それまで店の経営を任せようと、一緒に半年以上ゆっくり計画を練ってきたパートナーが条件が合わないと言い出し、降りてしまったからだ。
そもそも店は出したかった、というより出さなきゃいけなくなった、、というのが正しい。
元をたどれば僕は外国人旅行者をウェルカムしながら自分も住む宿を作りたいとの想いから、2018年に幡ヶ谷にホテルを建てて自ら住んでいた。
その幡ヶ谷が思いのほかビジネスとしてもうまくいったので初台に2棟目を建てる事になったのだ。
そして、渋谷区の新築ホテルは区の条例で部屋以外にリビング30平米と食堂30平米を作らなければならないというルールが適用される。
一棟目に建てたポートハウス渋谷は食堂機能として一階をテナントを入れたが、一年間決まらなかったし、テナントがホテルと経営が異なることによるシナジーのなさも感じていた。
だから2棟目の初台は一階の食堂部分をホテルゲストの出入り口導線上に作り、ホテルのリビングとしても活用したかった。そして食堂の隣には食堂から直接入れるコインランドリーも作るつもりだったので、一般のテナントに貸し出すのは難しいと不動産会社にも言われてしまっていた。
もちろん飲食業経験ゼロの僕はそこで経営をやろうとも、やれるとも思ってない。だから飲食のプロを連れてきて、やってもらうしかないと思っていた。

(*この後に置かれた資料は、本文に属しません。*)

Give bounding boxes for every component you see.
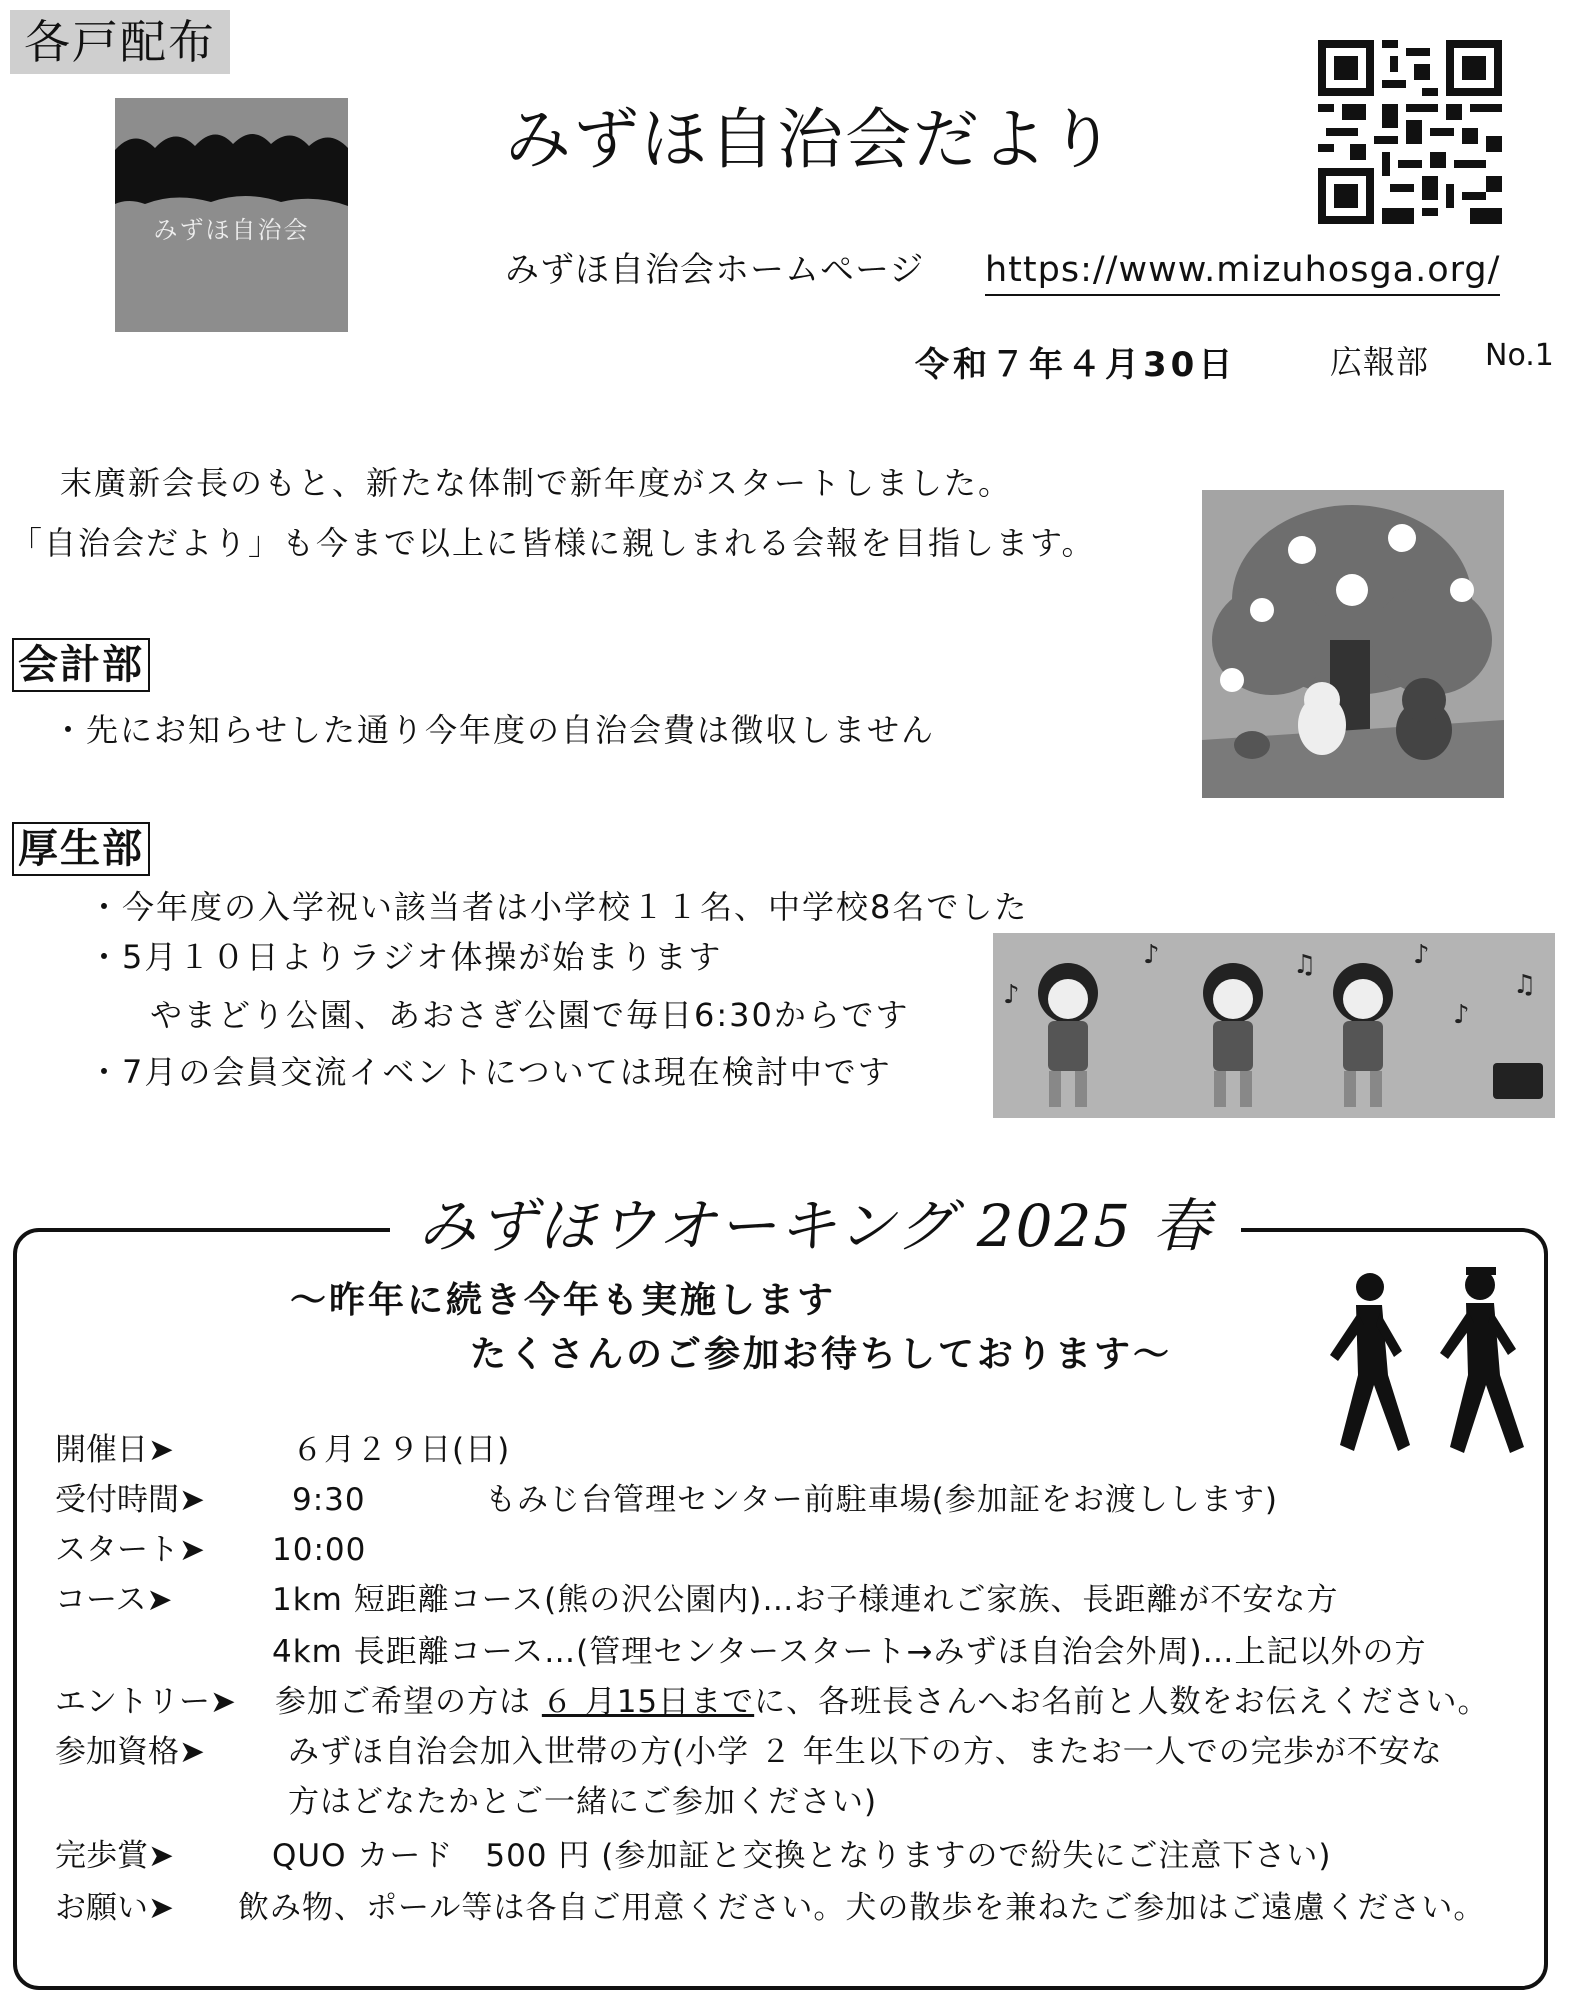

組む相手を探したところ、たまたまよく行くバーの店長が乗ってきてくれ、一緒に200万づつ投資して最低限の設備と家具を入れてやってみよう、ということになった。当然飲食の経験と知識のある、この人だったらまかせてもよい、と思える男だった。
ただ共同投資とはいえ、場所をこちらが用意し、労働を向こうにお願いするというモデルだと、利益配分が難しかった。また所有権や契約形態など、他にも考えるべきことは山ほどあり、内装業者も決まってさあ着工となる7月、話が白紙に戻ってしまった。その店長には結構な時間を割いてもらったのに、本当に申し訳ない事をしてしまったと思っている。
教訓として学んだのは、リスクオフしたいがために共同経営という形をとったことにより契約条件が難解になってしまったということだ。やはり事業主体は自分単体でやるしかないとおもった。
ただ、はじめての飲食で何の知識もない上、オープンはホテルができる9月にはしなければならなかった。そして本業があるので使える時間は平日夜と週末だけ。
短い期限と無知、そしてコロナというとんでもない逆風の中、こうして僕のドタバタ飲食店経営が始まった。